HILTON HEAD, S.C. (April 12, 2004) — Underinflation, as everyone knows, has dire effects on truck tires.
But it's not always the effect people expect, according to speakers at the Clemson Tire Industry Conference, held March 10-12 at Hilton Head.
The normal assumption with dual truck tires, for example, is that if one is severely underinflated or goes flat, it disintegrates during operation and leaves a so-called “alligator” on the road, said Cesar Zarak, tire research engineer at Michelin Americas Research Corp., a unit of Michelin North America Inc.
“I've seen one of the rear axle treads flying out from a truck while driving on the highway, the tread hitting other cars,” Mr. Zarak said. “I wanted to try to understand the phenomenon of how the tire comes apart while running next to another tire.”
Using new 275/80R22.5 drive tires, Michelin ran accelerated and normal endurance test procedures, running one tire in a dual package at the prescribed pressure of 100 psi and the other tire at inflations ranging from 80 to 0 psi.
What Mr. Zarak discovered, to his surprise, was that the tire at full inflation was the one that came apart—while in dual operation. The explanation, as far as Michelin saw, was that the fully inflated tire was forced to carry a disproportionate share of the vehicle load.
“Although the tire that failed was the one fully inflated, it is possible that the low-pressure tire might fail upon subsequent inflation,” he said. “When tires operate at 80-percent inflation of that which is needed to carry the load, they should be inspected before going back to service.”
Trying to get a handle on the effect of tire underinflation on commercial vehicle safety and operating costs, the Federal Motor Carrier Safety Administration hired Booz Allen & Hamilton in 2001 to conduct a study. The American Trucking Associations' Technology & Maintenance Council conducted a survey of truck tire pressures to aid the study, said Peggy Fisher, president of Fleet Tire Consulting and a Tire Business columnist.
“Booz Allen said it would hire young people to conduct the surveys,” Ms. Fisher said. “We said, 'Don't do that; they'll get uneven information. Let us do it.'
“So we took a team of tire manufacturers' field service engineers to the Truck Appreciation Days in Iowa and Nevada in July and August 2001. The cold pressures were taken by people who knew what they were doing.”
A well-maintained truck fleet, Ms. Fisher said, should have 85 percent of its tires within 5 psi of the recommended pressure. But the field engineers found only 44 percent of fleet tires were within those inflations.
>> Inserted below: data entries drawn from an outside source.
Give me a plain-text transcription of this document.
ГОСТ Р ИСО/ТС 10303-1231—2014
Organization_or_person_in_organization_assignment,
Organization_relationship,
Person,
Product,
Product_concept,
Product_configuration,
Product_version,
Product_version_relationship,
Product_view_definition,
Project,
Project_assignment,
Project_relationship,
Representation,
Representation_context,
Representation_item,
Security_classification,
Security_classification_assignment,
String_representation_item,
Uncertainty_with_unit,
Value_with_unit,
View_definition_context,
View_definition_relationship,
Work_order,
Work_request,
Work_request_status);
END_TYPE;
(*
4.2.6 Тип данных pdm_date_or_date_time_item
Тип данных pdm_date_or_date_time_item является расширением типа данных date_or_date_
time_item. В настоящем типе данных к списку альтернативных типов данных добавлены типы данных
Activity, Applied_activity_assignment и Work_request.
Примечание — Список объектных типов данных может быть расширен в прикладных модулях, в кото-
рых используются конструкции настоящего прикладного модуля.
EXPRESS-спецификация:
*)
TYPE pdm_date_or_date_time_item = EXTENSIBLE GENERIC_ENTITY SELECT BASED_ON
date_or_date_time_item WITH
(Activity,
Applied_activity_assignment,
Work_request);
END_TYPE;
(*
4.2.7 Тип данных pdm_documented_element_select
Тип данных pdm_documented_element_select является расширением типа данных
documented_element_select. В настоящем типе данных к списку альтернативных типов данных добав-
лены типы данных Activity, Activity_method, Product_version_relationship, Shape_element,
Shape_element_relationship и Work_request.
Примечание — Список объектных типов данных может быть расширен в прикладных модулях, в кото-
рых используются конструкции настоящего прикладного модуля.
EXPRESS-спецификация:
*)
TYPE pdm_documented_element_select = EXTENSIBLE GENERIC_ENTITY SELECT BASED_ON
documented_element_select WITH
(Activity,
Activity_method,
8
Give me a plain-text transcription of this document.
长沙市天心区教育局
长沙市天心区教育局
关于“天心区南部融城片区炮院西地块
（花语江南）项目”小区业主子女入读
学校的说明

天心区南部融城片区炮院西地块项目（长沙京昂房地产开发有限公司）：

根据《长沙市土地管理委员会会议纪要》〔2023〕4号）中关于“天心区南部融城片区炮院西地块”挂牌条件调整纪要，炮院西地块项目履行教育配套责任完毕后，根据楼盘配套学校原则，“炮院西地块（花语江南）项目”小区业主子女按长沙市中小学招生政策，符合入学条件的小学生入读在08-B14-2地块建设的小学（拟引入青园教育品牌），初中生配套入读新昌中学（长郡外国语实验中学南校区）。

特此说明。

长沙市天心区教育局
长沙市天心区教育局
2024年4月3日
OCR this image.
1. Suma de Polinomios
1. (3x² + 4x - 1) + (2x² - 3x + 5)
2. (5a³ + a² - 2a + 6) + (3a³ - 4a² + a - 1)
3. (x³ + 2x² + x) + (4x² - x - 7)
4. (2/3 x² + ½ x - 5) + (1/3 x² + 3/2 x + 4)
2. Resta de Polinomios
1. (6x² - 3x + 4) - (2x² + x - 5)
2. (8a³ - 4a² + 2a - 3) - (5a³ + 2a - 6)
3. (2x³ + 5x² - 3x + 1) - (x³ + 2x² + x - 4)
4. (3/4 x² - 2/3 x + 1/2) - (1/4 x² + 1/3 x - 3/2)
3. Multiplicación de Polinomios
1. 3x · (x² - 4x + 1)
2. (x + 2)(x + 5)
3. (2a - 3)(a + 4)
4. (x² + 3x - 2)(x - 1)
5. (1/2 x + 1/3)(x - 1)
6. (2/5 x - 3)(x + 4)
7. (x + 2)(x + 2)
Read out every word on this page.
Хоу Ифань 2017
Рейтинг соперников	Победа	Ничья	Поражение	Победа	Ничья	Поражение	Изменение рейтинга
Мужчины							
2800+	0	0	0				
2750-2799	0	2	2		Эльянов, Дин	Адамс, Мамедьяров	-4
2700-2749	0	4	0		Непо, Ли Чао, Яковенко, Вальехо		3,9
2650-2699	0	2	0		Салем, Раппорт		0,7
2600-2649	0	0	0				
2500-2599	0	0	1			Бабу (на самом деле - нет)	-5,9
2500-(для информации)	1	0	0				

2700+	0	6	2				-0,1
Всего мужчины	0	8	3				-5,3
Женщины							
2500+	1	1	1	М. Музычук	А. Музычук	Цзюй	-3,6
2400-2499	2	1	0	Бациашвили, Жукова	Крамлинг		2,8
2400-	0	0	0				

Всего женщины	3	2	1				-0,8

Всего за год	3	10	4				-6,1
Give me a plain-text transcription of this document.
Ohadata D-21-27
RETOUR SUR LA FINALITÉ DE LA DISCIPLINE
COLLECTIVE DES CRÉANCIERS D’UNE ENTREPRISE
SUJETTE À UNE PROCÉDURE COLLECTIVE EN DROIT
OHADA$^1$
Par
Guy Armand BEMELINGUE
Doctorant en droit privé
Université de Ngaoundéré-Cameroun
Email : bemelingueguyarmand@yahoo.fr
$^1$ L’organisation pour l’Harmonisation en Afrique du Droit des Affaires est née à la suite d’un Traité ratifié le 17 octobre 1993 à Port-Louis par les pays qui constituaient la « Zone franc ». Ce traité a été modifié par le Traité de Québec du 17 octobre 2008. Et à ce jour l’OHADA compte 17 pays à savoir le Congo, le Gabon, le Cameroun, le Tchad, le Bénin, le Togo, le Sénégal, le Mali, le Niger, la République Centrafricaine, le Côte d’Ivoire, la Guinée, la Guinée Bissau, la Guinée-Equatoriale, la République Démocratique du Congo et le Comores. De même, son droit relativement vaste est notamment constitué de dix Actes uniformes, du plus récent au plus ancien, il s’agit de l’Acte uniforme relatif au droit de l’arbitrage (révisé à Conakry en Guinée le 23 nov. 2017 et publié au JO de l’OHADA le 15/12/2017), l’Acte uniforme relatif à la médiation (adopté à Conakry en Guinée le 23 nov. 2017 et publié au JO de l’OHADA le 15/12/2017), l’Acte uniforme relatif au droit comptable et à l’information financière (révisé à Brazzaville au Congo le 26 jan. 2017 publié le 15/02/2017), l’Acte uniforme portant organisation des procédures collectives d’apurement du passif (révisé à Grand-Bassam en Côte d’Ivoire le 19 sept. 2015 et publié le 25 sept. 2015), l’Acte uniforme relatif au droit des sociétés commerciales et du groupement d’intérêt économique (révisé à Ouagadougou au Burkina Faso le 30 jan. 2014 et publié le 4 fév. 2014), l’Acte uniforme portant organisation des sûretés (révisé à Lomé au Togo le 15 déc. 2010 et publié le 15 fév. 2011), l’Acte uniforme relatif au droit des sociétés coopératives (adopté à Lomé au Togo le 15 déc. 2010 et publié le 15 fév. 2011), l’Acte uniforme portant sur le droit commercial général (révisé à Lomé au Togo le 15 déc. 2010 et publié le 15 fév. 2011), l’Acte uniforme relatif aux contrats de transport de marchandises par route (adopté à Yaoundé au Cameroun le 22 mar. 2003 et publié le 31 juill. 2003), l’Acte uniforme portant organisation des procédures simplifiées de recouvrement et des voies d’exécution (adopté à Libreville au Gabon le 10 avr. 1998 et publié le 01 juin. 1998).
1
“Forty-four percent isn't real good,” she said. The other statistics were worse:
c One truck in five had at least one tire underinflated by at least 20 psi; and
c 20 percent of all tractor dual tires and 25 percent of all trailer duals differed in pressure by more than 5 psi.
The study determined the typical tractor-trailer suffers about 2.2 road calls annually—half of those due to tire failures. The average lost time per breakdown is 2½ hours, with average direct billed costs of $265 and direct losses due to delays of $191. That does not include the cost of a new tire or “any loss in revenues due to late shipments or loss of customer goodwill,” Ms. Fisher said. Costs vary, however, depending on the type of fleet, she added.
One aspect of the Booz Allen study was whether tire pressure monitoring systems would be cost-effective for a truck fleet. The answer? “If systems are too expensive, they may not be,” Ms. Fisher said.
The two questions yet to be answered about tire pressure monitoring systems, she added, are to what extent do such systems reduce costs caused by underinflation and whether the National Highway Traffic Safety Administration (NHTSA) will mandate tire pressure monitoring systems for trucks.
Many aircraft and some large off-the-road tires are inflated with nitrogen instead of air, noted Guy Walenga, engineering manager, North American Commercial Products for Bridgestone/Firestone (BFS). Nitrogen is required in tires equipping aircraft weighing more than 75,000 pounds at takeoff.
So, Mr. Walenga asked, would nitrogen be beneficial for truck tires?
“In every case, nitrogen allows the tire to maintain more of its original properties than air,” he said. Among other things, nitrogen offers less oxidation of tire components, less pressure buildup in service and longer tread-life.
“With nitrogen, the casing may be more durable and more retreadable,” he said.
On the other hand, nitrogen has some qualities that are negligible or even problematic with truck tires, Mr. Walenga noted. “Mining and aircraft tires use nitrogen to reduce fire incidence,” he said. “This is not a big factor in truck tires under normal circumstances.”
Portability is also a problem with nitrogen, particularly in road calls, Mr. Walenga noted. “If you have a blowout with a nitrogen tire, you have to refill it with air,” he said. “Then you have to take out the air eventually and refill the tire with nitrogen. But how many drivers would think to tell the maintenance crew?”
With the greater expense of nitrogen, it might not be cost-effective with truck tires, and BFS needs to do more testing on the subject, Mr. Walenga said.